Maturati ormai su Facebook, Twitter e Instagram, i marchi della moda e del lusso si stanno affacciando con sempre maggior frequenza e interesse ai social rampanti, TikTok in testa: la piattaforma della cinese ByteDance dove soprattutto i giovanissimi postano micro clip da 15-60 secondi, ha 1,2 miliardi di utenti attivi ed è quella che al momento sta crescendo più in fretta.
Per questo Img, la più importante agenzia di modeling, usa la piattaforma per scovare volti nuovi; Prada ha invitato Charli D'Amelio, tiktoker di 16 anni con oltre 107 milioni di follower (e oltre 9 su YouTube), alla sua sfilata AI 2020; Hedi Slimane di Celine ha scelto Noen Eubanks (11 milioni di follower) come volto di Celine. Certo, si tratta in ogni caso di adolescenti di quella Gen Z che sta iniziando ad affacciarsi sul mondo del lusso. Ma una statistica molto interessante di Influencer Marketing Hub ha rilevato che negli Stati Uniti, il Paese con più utenti di TikTok, circa il 40% degli utenti adulti della piattaforma ha un alto reddito, pari ad almeno 100mila dollari annui.
Anche per questo lo scorso ottobre TikTok ha lanciato gli shoppable ads, contenuti video dai quali si può accedere direttamente all'e-store del marchio, realizzati in collaborazione con Shopify. Secondo il Financial Times negli Stati Uniti la piattaforma sarebbe pronta a lanciare molti nuovi strumenti rivolti agli inserzionisti. Sulla scia del modello TikTok, anche Instagram ha lanciato i nuovi microclip Reels, rendendoli subito shoppable. E YouTube, sempre negli Stati Uniti, sta sperimentando un nuovo comando per poter acquistare i prodotti contenuti nei video.

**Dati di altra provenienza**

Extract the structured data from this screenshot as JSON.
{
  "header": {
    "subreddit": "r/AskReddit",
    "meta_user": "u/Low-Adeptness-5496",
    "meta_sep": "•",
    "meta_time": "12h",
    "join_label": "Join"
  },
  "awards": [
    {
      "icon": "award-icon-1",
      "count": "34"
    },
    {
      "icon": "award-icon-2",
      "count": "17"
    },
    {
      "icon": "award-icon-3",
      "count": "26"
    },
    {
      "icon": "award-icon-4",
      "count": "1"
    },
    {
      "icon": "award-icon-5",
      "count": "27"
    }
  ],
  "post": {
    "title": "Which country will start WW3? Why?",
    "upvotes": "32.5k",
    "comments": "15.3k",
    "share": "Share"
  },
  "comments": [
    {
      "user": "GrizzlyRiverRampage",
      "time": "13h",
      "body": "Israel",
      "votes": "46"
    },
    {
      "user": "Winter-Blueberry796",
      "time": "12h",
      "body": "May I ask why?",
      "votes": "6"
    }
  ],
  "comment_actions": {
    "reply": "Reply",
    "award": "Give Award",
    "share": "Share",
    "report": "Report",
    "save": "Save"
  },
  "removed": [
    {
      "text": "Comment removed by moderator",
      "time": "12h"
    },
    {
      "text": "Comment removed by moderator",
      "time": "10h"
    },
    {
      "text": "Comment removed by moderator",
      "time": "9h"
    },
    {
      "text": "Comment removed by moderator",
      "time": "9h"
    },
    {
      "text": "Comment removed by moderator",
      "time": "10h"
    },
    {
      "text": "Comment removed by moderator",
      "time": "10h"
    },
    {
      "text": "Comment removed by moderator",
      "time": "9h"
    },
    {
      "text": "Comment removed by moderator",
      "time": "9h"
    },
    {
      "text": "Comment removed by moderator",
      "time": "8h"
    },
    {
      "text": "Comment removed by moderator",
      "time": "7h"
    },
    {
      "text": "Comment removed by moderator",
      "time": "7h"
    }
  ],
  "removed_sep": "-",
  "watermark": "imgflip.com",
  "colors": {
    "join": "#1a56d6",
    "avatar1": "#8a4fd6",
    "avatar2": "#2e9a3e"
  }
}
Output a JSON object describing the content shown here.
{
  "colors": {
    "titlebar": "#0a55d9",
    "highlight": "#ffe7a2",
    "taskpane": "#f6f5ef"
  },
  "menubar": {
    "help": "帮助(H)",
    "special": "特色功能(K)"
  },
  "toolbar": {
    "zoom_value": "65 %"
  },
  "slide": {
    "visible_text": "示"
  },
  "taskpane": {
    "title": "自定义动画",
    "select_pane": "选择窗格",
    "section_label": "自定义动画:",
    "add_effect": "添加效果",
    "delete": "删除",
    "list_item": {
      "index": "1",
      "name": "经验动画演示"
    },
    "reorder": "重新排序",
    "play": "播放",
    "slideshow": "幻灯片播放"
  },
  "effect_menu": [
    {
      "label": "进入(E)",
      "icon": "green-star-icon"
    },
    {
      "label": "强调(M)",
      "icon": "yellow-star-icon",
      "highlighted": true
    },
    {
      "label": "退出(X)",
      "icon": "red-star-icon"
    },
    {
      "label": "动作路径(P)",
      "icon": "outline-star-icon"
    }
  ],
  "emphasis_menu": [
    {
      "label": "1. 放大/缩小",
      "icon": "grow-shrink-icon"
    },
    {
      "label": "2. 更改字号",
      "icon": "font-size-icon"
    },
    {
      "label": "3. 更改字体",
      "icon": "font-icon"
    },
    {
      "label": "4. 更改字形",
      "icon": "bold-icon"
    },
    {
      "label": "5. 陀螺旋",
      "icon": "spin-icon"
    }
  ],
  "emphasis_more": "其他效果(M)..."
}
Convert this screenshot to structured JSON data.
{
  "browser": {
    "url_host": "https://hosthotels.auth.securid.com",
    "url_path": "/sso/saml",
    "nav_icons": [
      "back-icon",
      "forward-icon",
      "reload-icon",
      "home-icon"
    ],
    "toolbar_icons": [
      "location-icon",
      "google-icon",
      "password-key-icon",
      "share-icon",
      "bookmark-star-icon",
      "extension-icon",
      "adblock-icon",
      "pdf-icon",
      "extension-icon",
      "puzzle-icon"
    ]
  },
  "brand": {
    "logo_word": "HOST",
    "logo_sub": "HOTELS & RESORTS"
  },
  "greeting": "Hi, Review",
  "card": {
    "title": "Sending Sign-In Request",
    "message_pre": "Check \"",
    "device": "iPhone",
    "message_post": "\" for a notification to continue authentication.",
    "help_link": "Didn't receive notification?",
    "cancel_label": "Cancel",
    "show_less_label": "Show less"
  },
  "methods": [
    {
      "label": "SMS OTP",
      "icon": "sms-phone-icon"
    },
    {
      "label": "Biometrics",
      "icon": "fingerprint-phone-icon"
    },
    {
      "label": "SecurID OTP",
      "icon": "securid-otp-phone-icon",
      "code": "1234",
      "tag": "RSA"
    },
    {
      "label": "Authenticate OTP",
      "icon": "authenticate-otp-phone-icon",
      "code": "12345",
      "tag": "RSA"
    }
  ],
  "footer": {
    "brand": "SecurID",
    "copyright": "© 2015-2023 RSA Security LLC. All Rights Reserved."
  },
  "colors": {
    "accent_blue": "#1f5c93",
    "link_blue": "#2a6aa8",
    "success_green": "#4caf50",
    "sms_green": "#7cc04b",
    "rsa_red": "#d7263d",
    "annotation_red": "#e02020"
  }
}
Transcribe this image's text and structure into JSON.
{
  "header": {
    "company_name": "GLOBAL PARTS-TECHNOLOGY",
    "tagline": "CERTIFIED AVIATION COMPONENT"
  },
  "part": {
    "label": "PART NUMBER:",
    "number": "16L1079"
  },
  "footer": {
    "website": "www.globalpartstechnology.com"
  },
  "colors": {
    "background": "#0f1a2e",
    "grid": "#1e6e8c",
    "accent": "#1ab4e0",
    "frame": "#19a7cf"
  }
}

Oltre le piattaforme più note, l'ecosistema dei social sta diventando sempre più frammentato e complesso e di questo la moda deve tener conto: esistono, per esempio, piattaforme dedicate ai professionisti neri (Valence), agli artisti (Ello), agli appassionati di libri (Goodreads), per comunicare in modo più mirato ed efficiente. Perché se è vero che sta fiorendo l'era dei micropost, allo stesso tempo una bella immagine non è più sufficiente ad attrarre la curiosità e soprattutto coinvolgere un utente e potenziale cliente, come suggerisce il report Think Forward di We are social: «In un panorama digital ormai saturo, narrative più lunghe e più complesse possono essere più coinvolgenti, non solo perché invitano a leggere con più attenzione, ma anche perché possono incoraggiare l'interazione e la partecipazione. Words are back».
Mentre gli esperti di social del Forbes Communications Council suggeriscono un'altra strategia evoluta: contrastare il doomscrolling, termine che descrive l'impatto deprimente di un consumo eccessivo di cattive notizie, postando contenuti che siano non solo divertenti, ma anche empatici, veicolo di valori e promotori di benessere psico-fisico.